When making an allegation of discrimination, wording must be clear and unambiguous in order to amount to a protected act under Section 27 of the Equality Act 2010.

The Issue

The recent case of Chalmers v Airpoint Ltd & Others (UKEATS/0031/19/SS) considered whether an employee’s accusation that ‘may’ be considered to constitute discrimination was sufficient to amount to a protected act under Section 27 Equality Act 2010 (EqA 2010),

Section 27 of the EqA 2010 states that in order to establish victimisation an employee must show that they have been subjected to a detriment because they have done a protected act or their employer believes they have done or will do a protected act.

A protected act includes bringing proceedings under the EqA, giving evidence or information in connection with proceedings under the EqA or making an allegation that someone has contravened the EqA. This case mainly considers a protected act under Section 27(2)(a), bringing proceedings under the EqA and Section 27(2)(d), making an allegation that there has been a breach of the EqA 2010.

The Facts

The Claimant Mrs Chalmers was employed by the Respondent as a Business Support Manager which also involved some HR responsibility. During her employment she raised a grievance by email making a complaint regarding her manager’s behaviour and that she had been excluded from a Christmas Party, which she alleged ‘may’ be discriminatory. Her grievance was not upheld and she bought proceedings in the Employment Tribunal for sex discrimination, harassment and victimisation.

In her allegations of victimisation she relied on the emailed grievance as the protected act. The tribunal concluded that the Claimants use of the word ‘may’ and failure to clearly assert that she had been discriminated against on the grounds of sex, did not amount to a protected act. The Claimant appealed to the EAT arguing that the tribunal had ignored her explicit statement of sex discrimination, contained within her email.

The EAT considered the email as a source of evidence, agreeing with the tribunal that the wording chosen by the Claimant revealed doubt and uncertainty and that the absence of a clear assertion of sex discrimination undermined her allegation that this was an explicit statement of sex discrimination.

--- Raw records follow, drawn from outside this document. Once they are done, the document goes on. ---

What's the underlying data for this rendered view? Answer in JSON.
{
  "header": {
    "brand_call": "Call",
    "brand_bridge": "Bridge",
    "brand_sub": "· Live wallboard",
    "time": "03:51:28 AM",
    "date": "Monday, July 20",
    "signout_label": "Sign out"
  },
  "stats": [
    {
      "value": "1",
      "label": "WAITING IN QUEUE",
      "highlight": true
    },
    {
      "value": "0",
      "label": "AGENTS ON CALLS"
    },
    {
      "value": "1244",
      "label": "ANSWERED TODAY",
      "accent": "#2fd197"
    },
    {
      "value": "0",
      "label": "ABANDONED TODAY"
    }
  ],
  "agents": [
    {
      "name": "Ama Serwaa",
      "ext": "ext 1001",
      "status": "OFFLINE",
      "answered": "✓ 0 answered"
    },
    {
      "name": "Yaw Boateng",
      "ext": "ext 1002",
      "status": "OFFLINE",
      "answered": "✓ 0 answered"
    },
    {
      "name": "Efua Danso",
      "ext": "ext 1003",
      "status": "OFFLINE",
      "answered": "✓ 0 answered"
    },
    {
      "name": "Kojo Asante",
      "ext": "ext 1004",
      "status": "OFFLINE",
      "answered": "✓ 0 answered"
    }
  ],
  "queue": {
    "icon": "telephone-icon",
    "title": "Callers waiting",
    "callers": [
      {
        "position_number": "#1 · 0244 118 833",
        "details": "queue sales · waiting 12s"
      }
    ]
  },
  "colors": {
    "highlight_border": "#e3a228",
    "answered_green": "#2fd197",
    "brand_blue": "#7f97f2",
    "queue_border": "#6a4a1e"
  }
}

In addition to those points and considering the Claimants education, background and her HR experience, the EAT concluded that the email contained no complaint or allegation of a contravention of the EqA 2010. The EAT therefore confirmed that there was no protected act for the purposes of Section 27 and the tribunals decision was not perverse.

Points to take away from the case

The case highlights the importance of using clear and unambiguous wording when relying on a particular statement as protected act.  The case also demonstrates the emphasis the employment tribunal places on context and the circumstances as each case will be fact specific.